For the first time in Scotland, live Internet bidding was available to buyers via the Auction Channel’s NetBidLive. A total of £30,510 was spent by interactive buyers from Orkneys to Kent and from Fife to Bath, as well as abroad, from Amsterdam to Connecticut. Fifty-two registrants participated in the live auction remotely.
High Internet activity was recorded throughout the sale on over 70 lots as varied as armorial plates, silverware, vintage whiskies, furniture and paintings.
Highlights from interactive sales included ten engraved armorial plates by Robert Douglas of “The Peerage of Scotland,” which sold to a bidder in London for £160. The same buyer also purchased two Georgian silver soup ladles for £379 and a silver teapot for £280.
Whiskey lots were also very attractive to interactive buyers. A 19-year-old Oban Manager’s Dram was purchased by an Oban bidder for £230. In the furniture section, a pair of Seventeenth Century carved walnut Restoration period standard chairs were heavily disputed in the room and over the Internet. A sum of £2,300 from a bidder in Reading won the lot.
The picture section proved most successful. Online bidders spent more than £25,000 and also were the direct underbidders for many of the star lots. Highlights included Edward Atkinson Hornel’s (1864-1933) “Geisha Girls Taking Tea” (est £10/15,000), which sold for £11,000, and Elizabeth Blackadders’ (1931- ) “Tulips” (est £4/6,000), which reached £9,800. Edward Hargitt’s “Barley Field and Storm Clouds” (est £600/800) realized £1,000 from a bidder in Fearn, and “Military Manoeuvres” by William Kennedy sold to a Reading buyer for £2,100.

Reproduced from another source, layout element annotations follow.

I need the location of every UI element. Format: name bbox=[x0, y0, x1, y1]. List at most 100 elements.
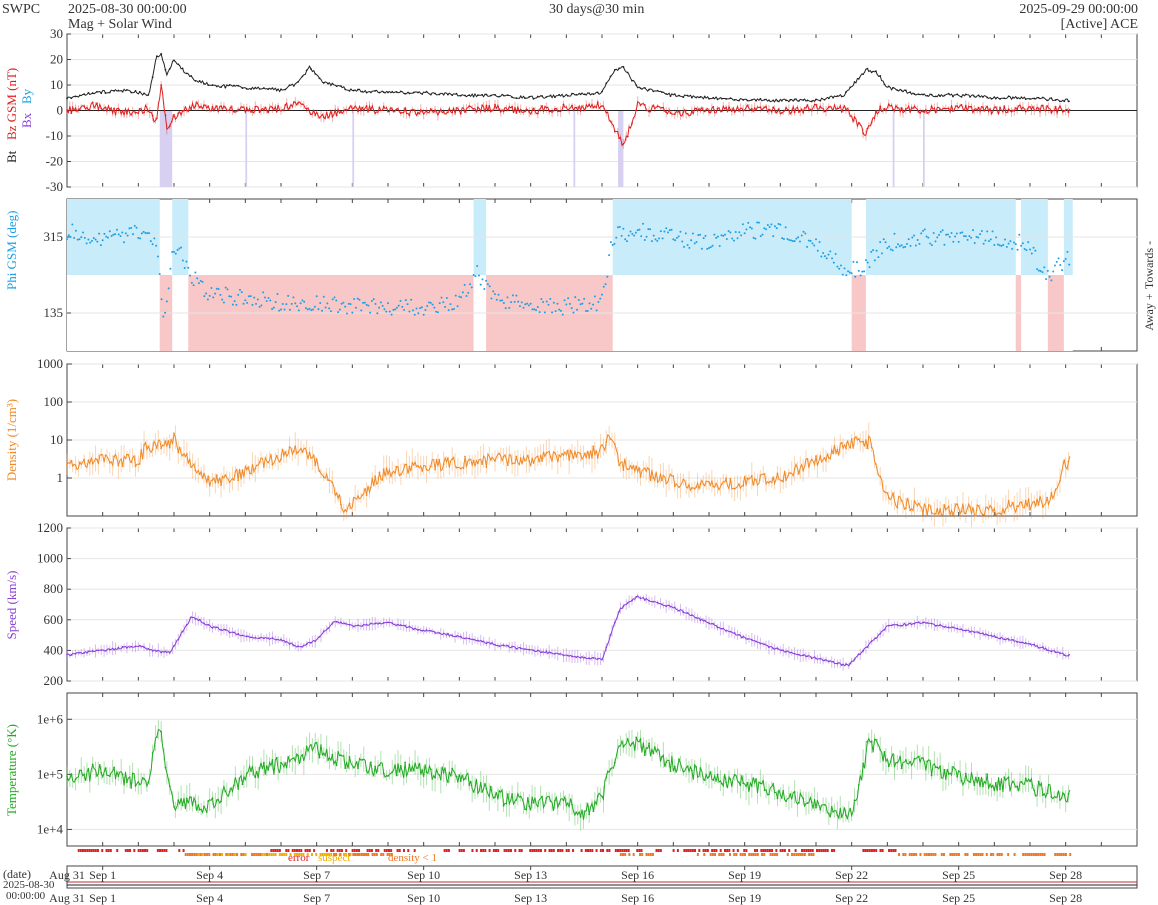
speed-series-point bbox=[262, 637, 265, 640]
phi-point bbox=[559, 309, 562, 312]
quality-mark bbox=[645, 853, 648, 856]
bz-series-point bbox=[780, 112, 783, 114]
bz-series-point bbox=[267, 111, 270, 114]
speed-series-point bbox=[917, 621, 920, 624]
phi-point bbox=[370, 300, 373, 303]
bt-series-point bbox=[340, 85, 342, 87]
phi-point bbox=[872, 249, 875, 252]
temperature-series-point bbox=[669, 770, 672, 773]
temperature-series-point bbox=[1063, 793, 1066, 796]
temperature-series-point bbox=[862, 762, 864, 765]
date-tick-label: Sep 22 bbox=[835, 868, 868, 882]
quality-mark bbox=[293, 853, 296, 856]
phi-point bbox=[67, 234, 70, 237]
quality-mark bbox=[535, 849, 538, 852]
phi-point bbox=[92, 236, 95, 239]
temperature-series-point bbox=[964, 772, 967, 775]
bt-series-point bbox=[845, 91, 847, 93]
density-series-point bbox=[173, 432, 175, 435]
density-series-point bbox=[511, 462, 514, 465]
bt-series-point bbox=[378, 91, 381, 94]
phi-point bbox=[1057, 257, 1060, 260]
bz-series-point bbox=[284, 104, 287, 106]
phi-point bbox=[1059, 263, 1062, 266]
speed-series-point bbox=[190, 616, 193, 619]
bz-series-point bbox=[746, 104, 749, 107]
quality-mark bbox=[919, 853, 922, 856]
phi-point bbox=[205, 292, 208, 295]
speed-series-point bbox=[74, 652, 77, 655]
phi-point bbox=[358, 298, 361, 301]
quality-mark bbox=[332, 849, 335, 852]
quality-mark bbox=[81, 849, 84, 852]
bt-series-point bbox=[635, 84, 638, 87]
quality-mark bbox=[137, 849, 140, 852]
phi-point bbox=[383, 308, 386, 311]
phi-point bbox=[763, 227, 766, 230]
negative-bz-shade bbox=[892, 110, 895, 187]
phi-point bbox=[593, 295, 596, 298]
speed-series-point bbox=[639, 597, 642, 600]
phi-point bbox=[1043, 266, 1046, 269]
phi-point bbox=[249, 295, 252, 298]
phi-point bbox=[171, 250, 174, 253]
quality-mark bbox=[300, 853, 303, 856]
quality-mark bbox=[165, 849, 168, 852]
bt-series-point bbox=[596, 91, 599, 94]
quality-mark bbox=[253, 853, 256, 856]
phi-point bbox=[133, 224, 136, 227]
phi-point bbox=[775, 227, 778, 230]
speed-series-point bbox=[913, 622, 916, 625]
temperature-series-point bbox=[455, 775, 458, 778]
speed-series-point bbox=[793, 652, 796, 655]
phi-point bbox=[827, 253, 830, 256]
bz-series-point bbox=[130, 113, 133, 116]
temperature-series-point bbox=[733, 774, 736, 776]
quality-mark bbox=[319, 853, 322, 856]
density-series-point bbox=[340, 503, 342, 506]
speed-series-point bbox=[1041, 646, 1044, 648]
density-series-point bbox=[241, 469, 244, 471]
speed-series-point bbox=[780, 649, 783, 652]
density-series-point bbox=[459, 467, 462, 470]
speed-series-point bbox=[155, 650, 158, 652]
quality-mark bbox=[1037, 853, 1040, 856]
bt-series-point bbox=[305, 69, 308, 72]
bt-series-point bbox=[404, 92, 407, 95]
quality-mark bbox=[295, 853, 298, 856]
quality-mark bbox=[77, 849, 80, 852]
quality-mark bbox=[599, 849, 602, 852]
bt-series-point bbox=[673, 93, 676, 96]
bz-series-point bbox=[549, 110, 552, 113]
quality-mark bbox=[904, 853, 907, 856]
density-series-point bbox=[990, 506, 993, 509]
phi-point bbox=[583, 297, 586, 300]
density-series-point bbox=[592, 445, 595, 448]
phi-point bbox=[879, 241, 882, 244]
phi-point bbox=[629, 230, 632, 233]
bz-series-point bbox=[421, 110, 424, 113]
temperature-series-point bbox=[147, 781, 150, 784]
bt-series-point bbox=[626, 71, 629, 74]
phi-point bbox=[818, 241, 821, 244]
phi-point bbox=[932, 231, 935, 234]
speed-series-point bbox=[515, 647, 518, 650]
bz-series-point bbox=[554, 108, 556, 110]
quality-mark bbox=[745, 849, 748, 852]
quality-mark bbox=[833, 849, 836, 852]
phi-point bbox=[331, 298, 334, 301]
phi-point bbox=[533, 308, 536, 311]
phi-point bbox=[925, 235, 928, 238]
phi-point bbox=[278, 309, 281, 312]
quality-mark bbox=[370, 849, 373, 852]
date-tick-label-lower: Aug 31 bbox=[49, 891, 85, 905]
phi-point bbox=[638, 228, 641, 231]
bt-series-point bbox=[558, 93, 561, 96]
speed-series-point bbox=[904, 624, 907, 627]
date-axis-start: 2025-08-30 bbox=[3, 879, 55, 891]
bt-series-point bbox=[181, 67, 184, 70]
bt-series-point bbox=[147, 94, 150, 96]
density-series-point bbox=[712, 485, 715, 488]
bz-series-point bbox=[562, 103, 565, 106]
quality-mark bbox=[328, 853, 331, 856]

It was noted that bidders in cyberspace were confident to compete remotely for higher-priced rdf_Descriptions, such as a work by the famous Scottish colorist Francis Campbell Boileau Cadell (1883-1937) whose “The Clachan” was bid up to £28,000 by an interactive bidder and sold in the room for £39,000. An oil by George Henry (1858-1943) was bid by the same buyer to £33,000 and sold in the room for £47,000.